0

I have a selenium parser that needs to be run in docker. When run on a local machine, the script works completely correctly. When running inside a container, it feels like selenium is not working, when searching any elements, I get an error that the element will not be found. Thus, I conclude that selenium does not run inside the docker, or it cannot integrate with the chrome browser. I tried installing chrome browser, chrome driver inside container. Tried using a remote driver running inside another container. The result is always the same. The highest priority is to run without using a remote driver. Looking forward to your advice, thanks everyone!

My Dockerfile:

FROM python:3.10-slim-buster

RUN mkdir -p /usr/src/app/
WORKDIR /usr/src/app/

COPY . /usr/src/app/

RUN pip install --no-cache-dir -r requirements.txt

RUN  apt-get update \
  && apt-get install -y wget \
  && apt-get install -y gnupg2 \
  && apt-get install -y curl \
  && rm -rf /var/lib/apt/lists/*

# install google chrome
RUN wget -q -O - https://dl-ssl.google.com/linux/linux_signing_key.pub | apt-key add -
RUN sh -c 'echo "deb [arch=amd64] http://dl.google.com/linux/chrome/deb/ stable main" >> /etc/apt/sources.list.d/google-chrome.list'
RUN apt-get -y update
RUN apt-get install -y google-chrome-stable

# install chromedriver
RUN apt-get install -yqq unzip
RUN wget -O /tmp/chromedriver.zip http://chromedriver.storage.googleapis.com/`curl -sS chromedriver.storage.googleapis.com/LATEST_RELEASE`/chromedriver_linux64.zip
RUN unzip /tmp/chromedriver.zip chromedriver -d /usr/src/app/chromedriver/


CMD python3 ./script.py

My Python script:

from selenium import webdriver
from selenium.webdriver.chrome.service import Service

service = Service(r'chromedriver/chromedriver')
options = webdriver.ChromeOptions()

options.add_argument('--no-sandbox')

# webdriver mode
options.add_argument('--disable-blink-features=AutomationControlled')
# user-agent
options.add_argument("user-agent=Mozilla/5.0 (Windows NT 10.0; Win64; x64) AppleWebKit/537.36 (KHTML, like Gecko) "
                     "Chrome/103.0.0.0 Safari/537.36")

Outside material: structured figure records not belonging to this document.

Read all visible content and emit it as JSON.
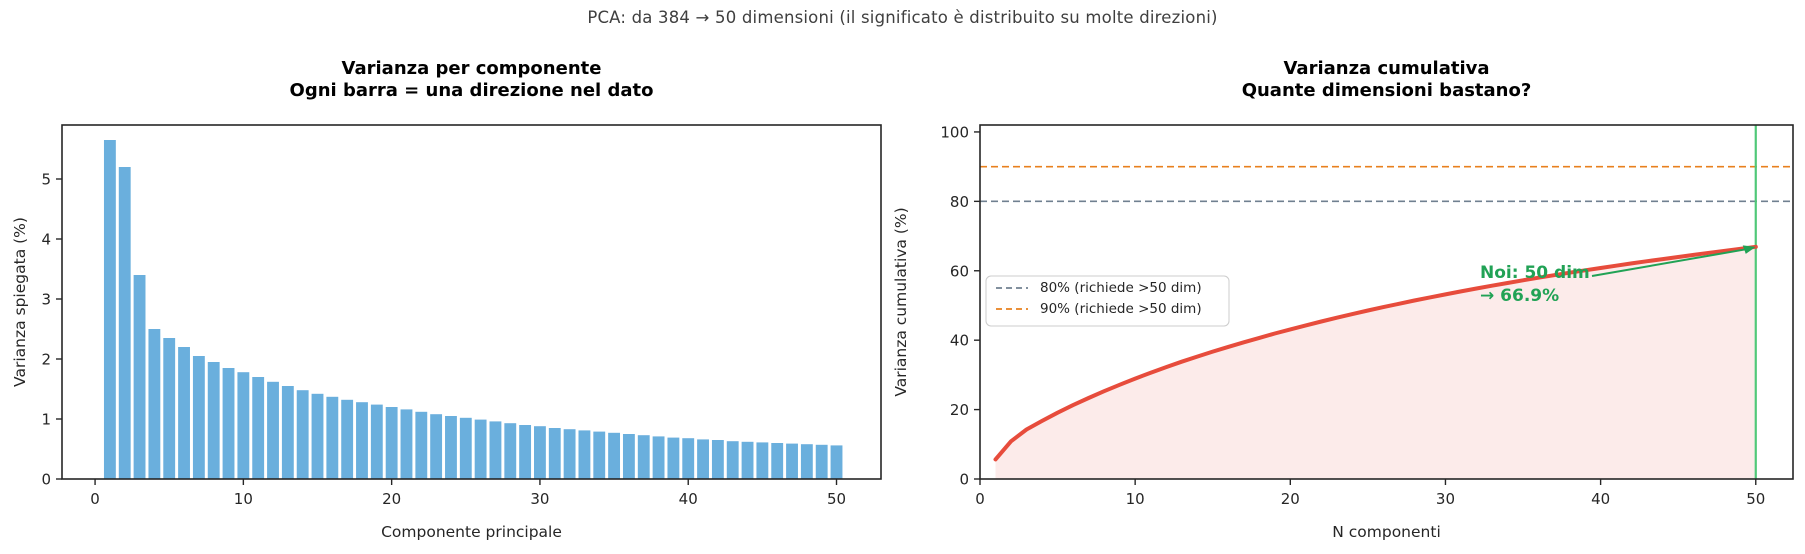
{
  "suptitle": "PCA: da 384 → 50 dimensioni  (il significato è distribuito su molte direzioni)",
  "colors": {
    "bar_blue": "#6aafdd",
    "line_red": "#e74c3c",
    "fill_pink": "rgba(231,76,60,0.11)",
    "gray_dashed": "#708090",
    "orange_dashed": "#e8801e",
    "green_vline": "#50c878",
    "green_annotation": "#21a255",
    "axis": "#262626",
    "suptitle_text": "#3f3f3f",
    "legend_border": "#cccccc"
  },
  "chart_data": [
    {
      "id": "scree",
      "type": "bar",
      "title_lines": [
        "Varianza per componente",
        "Ogni barra = una direzione nel dato"
      ],
      "xlabel": "Componente principale",
      "ylabel": "Varianza spiegata (%)",
      "xticks": [
        0,
        10,
        20,
        30,
        40,
        50
      ],
      "yticks": [
        0,
        1,
        2,
        3,
        4,
        5
      ],
      "xlim": [
        -2.23,
        53.0
      ],
      "ylim": [
        0,
        5.9
      ],
      "grid": false,
      "x": [
        1,
        2,
        3,
        4,
        5,
        6,
        7,
        8,
        9,
        10,
        11,
        12,
        13,
        14,
        15,
        16,
        17,
        18,
        19,
        20,
        21,
        22,
        23,
        24,
        25,
        26,
        27,
        28,
        29,
        30,
        31,
        32,
        33,
        34,
        35,
        36,
        37,
        38,
        39,
        40,
        41,
        42,
        43,
        44,
        45,
        46,
        47,
        48,
        49,
        50
      ],
      "values": [
        5.65,
        5.2,
        3.4,
        2.5,
        2.35,
        2.2,
        2.05,
        1.95,
        1.85,
        1.78,
        1.7,
        1.62,
        1.55,
        1.48,
        1.42,
        1.37,
        1.32,
        1.28,
        1.24,
        1.2,
        1.16,
        1.12,
        1.08,
        1.05,
        1.02,
        0.99,
        0.96,
        0.93,
        0.9,
        0.88,
        0.85,
        0.83,
        0.81,
        0.79,
        0.77,
        0.75,
        0.73,
        0.71,
        0.69,
        0.68,
        0.66,
        0.65,
        0.63,
        0.62,
        0.61,
        0.6,
        0.59,
        0.58,
        0.57,
        0.56
      ]
    },
    {
      "id": "cumulative",
      "type": "area",
      "title_lines": [
        "Varianza cumulativa",
        "Quante dimensioni bastano?"
      ],
      "xlabel": "N componenti",
      "ylabel": "Varianza cumulativa (%)",
      "xticks": [
        0,
        10,
        20,
        30,
        40,
        50
      ],
      "yticks": [
        0,
        20,
        40,
        60,
        80,
        100
      ],
      "xlim": [
        0,
        52.4
      ],
      "ylim": [
        0,
        102
      ],
      "grid": false,
      "x": [
        1,
        2,
        3,
        4,
        5,
        6,
        7,
        8,
        9,
        10,
        11,
        12,
        13,
        14,
        15,
        16,
        17,
        18,
        19,
        20,
        21,
        22,
        23,
        24,
        25,
        26,
        27,
        28,
        29,
        30,
        31,
        32,
        33,
        34,
        35,
        36,
        37,
        38,
        39,
        40,
        41,
        42,
        43,
        44,
        45,
        46,
        47,
        48,
        49,
        50
      ],
      "values": [
        5.65,
        10.85,
        14.25,
        16.75,
        19.1,
        21.3,
        23.35,
        25.3,
        27.15,
        28.93,
        30.63,
        32.25,
        33.8,
        35.28,
        36.7,
        38.07,
        39.39,
        40.67,
        41.91,
        43.11,
        44.27,
        45.39,
        46.47,
        47.52,
        48.54,
        49.53,
        50.49,
        51.42,
        52.32,
        53.2,
        54.05,
        54.88,
        55.69,
        56.48,
        57.25,
        58.0,
        58.73,
        59.44,
        60.13,
        60.81,
        61.47,
        62.12,
        62.75,
        63.37,
        63.98,
        64.58,
        65.17,
        65.75,
        66.32,
        66.9
      ],
      "legend": {
        "position": "center-left",
        "entries": [
          {
            "label": "80% (richiede >50 dim)",
            "style": "dashed",
            "color_key": "gray_dashed"
          },
          {
            "label": "90% (richiede >50 dim)",
            "style": "dashed",
            "color_key": "orange_dashed"
          }
        ]
      },
      "hlines": [
        {
          "y": 80,
          "color_key": "gray_dashed"
        },
        {
          "y": 90,
          "color_key": "orange_dashed"
        }
      ],
      "vline": {
        "x": 50,
        "color_key": "green_vline"
      },
      "annotation": {
        "lines": [
          "Noi: 50 dim",
          "→ 66.9%"
        ],
        "target_x": 50,
        "target_y": 66.9,
        "color_key": "green_annotation"
      }
    }
  ]
}
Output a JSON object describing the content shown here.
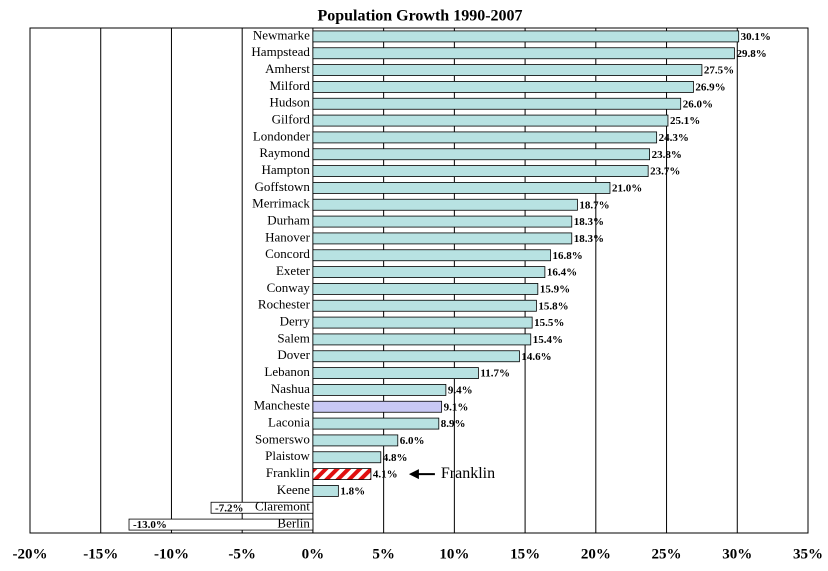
{
  "chart_data": {
    "type": "barh",
    "title": "Population Growth 1990-2007",
    "categories": [
      "Newmarke",
      "Hampstead",
      "Amherst",
      "Milford",
      "Hudson",
      "Gilford",
      "Londonder",
      "Raymond",
      "Hampton",
      "Goffstown",
      "Merrimack",
      "Durham",
      "Hanover",
      "Concord",
      "Exeter",
      "Conway",
      "Rochester",
      "Derry",
      "Salem",
      "Dover",
      "Lebanon",
      "Nashua",
      "Mancheste",
      "Laconia",
      "Somerswo",
      "Plaistow",
      "Franklin",
      "Keene",
      "Claremont",
      "Berlin"
    ],
    "values": [
      30.1,
      29.8,
      27.5,
      26.9,
      26.0,
      25.1,
      24.3,
      23.8,
      23.7,
      21.0,
      18.7,
      18.3,
      18.3,
      16.8,
      16.4,
      15.9,
      15.8,
      15.5,
      15.4,
      14.6,
      11.7,
      9.4,
      9.1,
      8.9,
      6.0,
      4.8,
      4.1,
      1.8,
      -7.2,
      -13.0
    ],
    "value_labels": [
      "30.1%",
      "29.8%",
      "27.5%",
      "26.9%",
      "26.0%",
      "25.1%",
      "24.3%",
      "23.8%",
      "23.7%",
      "21.0%",
      "18.7%",
      "18.3%",
      "18.3%",
      "16.8%",
      "16.4%",
      "15.9%",
      "15.8%",
      "15.5%",
      "15.4%",
      "14.6%",
      "11.7%",
      "9.4%",
      "9.1%",
      "8.9%",
      "6.0%",
      "4.8%",
      "4.1%",
      "1.8%",
      "-7.2%",
      "-13.0%"
    ],
    "colors": [
      "#b8e2e2",
      "#b8e2e2",
      "#b8e2e2",
      "#b8e2e2",
      "#b8e2e2",
      "#b8e2e2",
      "#b8e2e2",
      "#b8e2e2",
      "#b8e2e2",
      "#b8e2e2",
      "#b8e2e2",
      "#b8e2e2",
      "#b8e2e2",
      "#b8e2e2",
      "#b8e2e2",
      "#b8e2e2",
      "#b8e2e2",
      "#b8e2e2",
      "#b8e2e2",
      "#b8e2e2",
      "#b8e2e2",
      "#b8e2e2",
      "#c8c8f4",
      "#b8e2e2",
      "#b8e2e2",
      "#b8e2e2",
      "#e01010",
      "#b8e2e2",
      "#ffffff",
      "#ffffff"
    ],
    "hatched_categories": [
      "Franklin"
    ],
    "annotation": "Franklin",
    "xlim": [
      -20,
      35
    ],
    "xticks": [
      {
        "value": -20,
        "label": "-20%"
      },
      {
        "value": -15,
        "label": "-15%"
      },
      {
        "value": -10,
        "label": "-10%"
      },
      {
        "value": -5,
        "label": "-5%"
      },
      {
        "value": 0,
        "label": "0%"
      },
      {
        "value": 5,
        "label": "5%"
      },
      {
        "value": 10,
        "label": "10%"
      },
      {
        "value": 15,
        "label": "15%"
      },
      {
        "value": 20,
        "label": "20%"
      },
      {
        "value": 25,
        "label": "25%"
      },
      {
        "value": 30,
        "label": "30%"
      },
      {
        "value": 35,
        "label": "35%"
      }
    ],
    "grid": true
  }
}
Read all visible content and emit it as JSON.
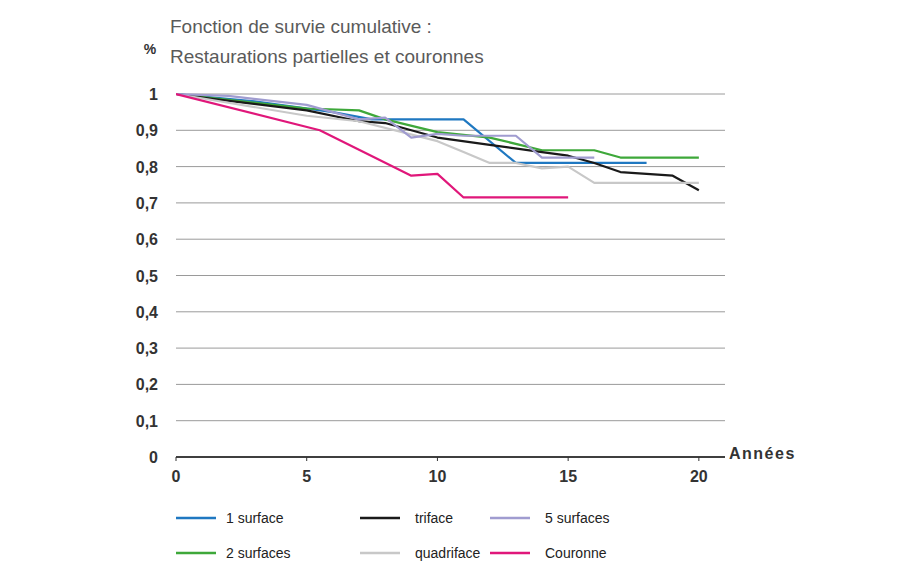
{
  "chart_data": {
    "type": "line",
    "title": "Fonction de survie cumulative :",
    "subtitle": "Restaurations partielles et couronnes",
    "y_label": "%",
    "x_label": "Années",
    "xlim": [
      0,
      21
    ],
    "xticks": [
      0,
      5,
      10,
      15,
      20
    ],
    "ylim": [
      0,
      1
    ],
    "yticks": [
      0,
      {
        "value": 0.1,
        "label": "0,1"
      },
      {
        "value": 0.2,
        "label": "0,2"
      },
      {
        "value": 0.3,
        "label": "0,3"
      },
      {
        "value": 0.4,
        "label": "0,4"
      },
      {
        "value": 0.5,
        "label": "0,5"
      },
      {
        "value": 0.6,
        "label": "0,6"
      },
      {
        "value": 0.7,
        "label": "0,7"
      },
      {
        "value": 0.8,
        "label": "0,8"
      },
      {
        "value": 0.9,
        "label": "0,9"
      },
      1
    ],
    "grid": true,
    "legend": "bottom",
    "series": [
      {
        "name": "1 surface",
        "color": "#1f78c1",
        "x": [
          0,
          3,
          6,
          7.5,
          11,
          13,
          18
        ],
        "values": [
          1,
          0.98,
          0.95,
          0.93,
          0.93,
          0.81,
          0.81
        ]
      },
      {
        "name": "2 surfaces",
        "color": "#3ea83a",
        "x": [
          0,
          5,
          7,
          8,
          10,
          12,
          14,
          16,
          17,
          20
        ],
        "values": [
          1,
          0.96,
          0.955,
          0.93,
          0.895,
          0.88,
          0.845,
          0.845,
          0.825,
          0.825
        ]
      },
      {
        "name": "triface",
        "color": "#1a1a1a",
        "x": [
          0,
          1,
          5,
          7,
          8,
          9,
          10,
          12,
          14,
          15,
          16,
          17,
          19,
          20
        ],
        "values": [
          1,
          0.99,
          0.955,
          0.925,
          0.92,
          0.9,
          0.88,
          0.86,
          0.84,
          0.83,
          0.81,
          0.785,
          0.775,
          0.735
        ]
      },
      {
        "name": "quadriface",
        "color": "#c8c8c8",
        "x": [
          0,
          5,
          7,
          10,
          11,
          12,
          13,
          14,
          15,
          16,
          20
        ],
        "values": [
          1,
          0.94,
          0.925,
          0.87,
          0.84,
          0.81,
          0.81,
          0.795,
          0.8,
          0.755,
          0.755
        ]
      },
      {
        "name": "5 surfaces",
        "color": "#a09cd0",
        "x": [
          0,
          2,
          5,
          7,
          8,
          9,
          10,
          11,
          13,
          14,
          16
        ],
        "values": [
          1,
          0.995,
          0.97,
          0.93,
          0.935,
          0.88,
          0.89,
          0.885,
          0.885,
          0.825,
          0.825
        ]
      },
      {
        "name": "Couronne",
        "color": "#e0177a",
        "x": [
          0,
          5.5,
          9,
          10,
          11,
          15
        ],
        "values": [
          1,
          0.9,
          0.775,
          0.78,
          0.715,
          0.715
        ]
      }
    ]
  }
}
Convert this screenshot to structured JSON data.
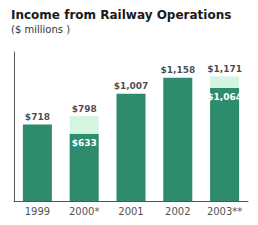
{
  "chart_data": {
    "type": "bar",
    "title": "Income from Railway Operations",
    "subtitle": "($ millions )",
    "categories": [
      "1999",
      "2000*",
      "2001",
      "2002",
      "2003**"
    ],
    "stacked": true,
    "series": [
      {
        "color": "#2e8b6b",
        "values": [
          718,
          633,
          1007,
          1158,
          1064
        ],
        "value_labels": [
          null,
          "$633",
          null,
          null,
          "$1,064"
        ]
      },
      {
        "color": "#d4f5e0",
        "values": [
          0,
          165,
          0,
          0,
          107
        ]
      }
    ],
    "totals": [
      718,
      798,
      1007,
      1158,
      1171
    ],
    "total_labels": [
      "$718",
      "$798",
      "$1,007",
      "$1,158",
      "$1,171"
    ],
    "ylim": [
      0,
      1400
    ],
    "grid": false,
    "tick_labels": "x",
    "data_labels": true
  }
}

options.add_argument('--window-size=1420,1080')
# headless mode
options.add_argument('--headless')
options.add_argument('--disable-gpu')
# incognito mode
options.add_argument("--incognito")

options.add_experimental_option("excludeSwitches", ["enable-logging"])

driver = webdriver.Chrome(
    service=service,
    options=options
)

Eldellano
  • 5
  • 2
  • 1
    Could you provide your `requirements.txt` as well? – Martin Tovmassian Jul 28 '22 at 11:31
  • Why don't you just use a docker image provided by selenium? It contains all the features neccessary to run your tests. https://hub.docker.com/u/selenium – Tork Jul 28 '22 at 11:35
  • @MartinTovmassian requirements.txt --> selenium==4.3.0 beautifulsoup4==4.11.1 lxml==4.9.1 requests==2.28.1 uvicorn==0.18.2 fastapi==0.79.0 celery==5.2.7 flower==1.1.0 fake_user_agent==0.0.15 chromedriver-binary==103.0.5060.134.0 – Eldellano Jul 28 '22 at 12:17
  • @Tork When I use selenium/standalone-chrome I get the following - urllib3.exceptions.MaxRetryError: HTTPConnectionPool(host='127.0.0.1', port=4444): Max retries exceeded with url: /session (Caused by NewConnectionError(': Failed to establish a new connection: [Errno 111] Connection refused')) – Eldellano Jul 28 '22 at 12:20
  • @Tork In the script I define the driver like this driver = webdriver.Remote("http://127.0.0.1:4444", options=options) – Eldellano Jul 28 '22 at 12:23

2 Answers2

1

Don't know your use case with Selenium and the actual error you get, but based on your Dockerfile and your Python script I tried to run the Selenium Getting Started example.

I have just added these two lines to your script:

driver.get("http://www.python.org")
print("Python" in driver.title)

In the first run I faced this error:

Traceback (most recent call last):
  File "/usr/src/app/script.py", line 29, in <module>
    driver.get("http://www.python.org")
  File "/usr/local/lib/python3.10/site-packages/selenium/webdriver/remote/webdriver.py", line 447, in get
    self.execute(Command.GET, {'url': url})
  File "/usr/local/lib/python3.10/site-packages/selenium/webdriver/remote/webdriver.py", line 435, in execute
    self.error_handler.check_response(response)
  File "/usr/local/lib/python3.10/site-packages/selenium/webdriver/remote/errorhandler.py", line 247, in check_response
    raise exception_class(message, screen, stacktrace)
selenium.common.exceptions.WebDriverException: Message: unknown error: session deleted because of page crash
from tab crashed
  (Session info: headless chrome=103.0.5060.134)
Stacktrace:

So based on this answer I fixed the issue by declaring this argument: options.add_argument("--disable-dev-shm-usage")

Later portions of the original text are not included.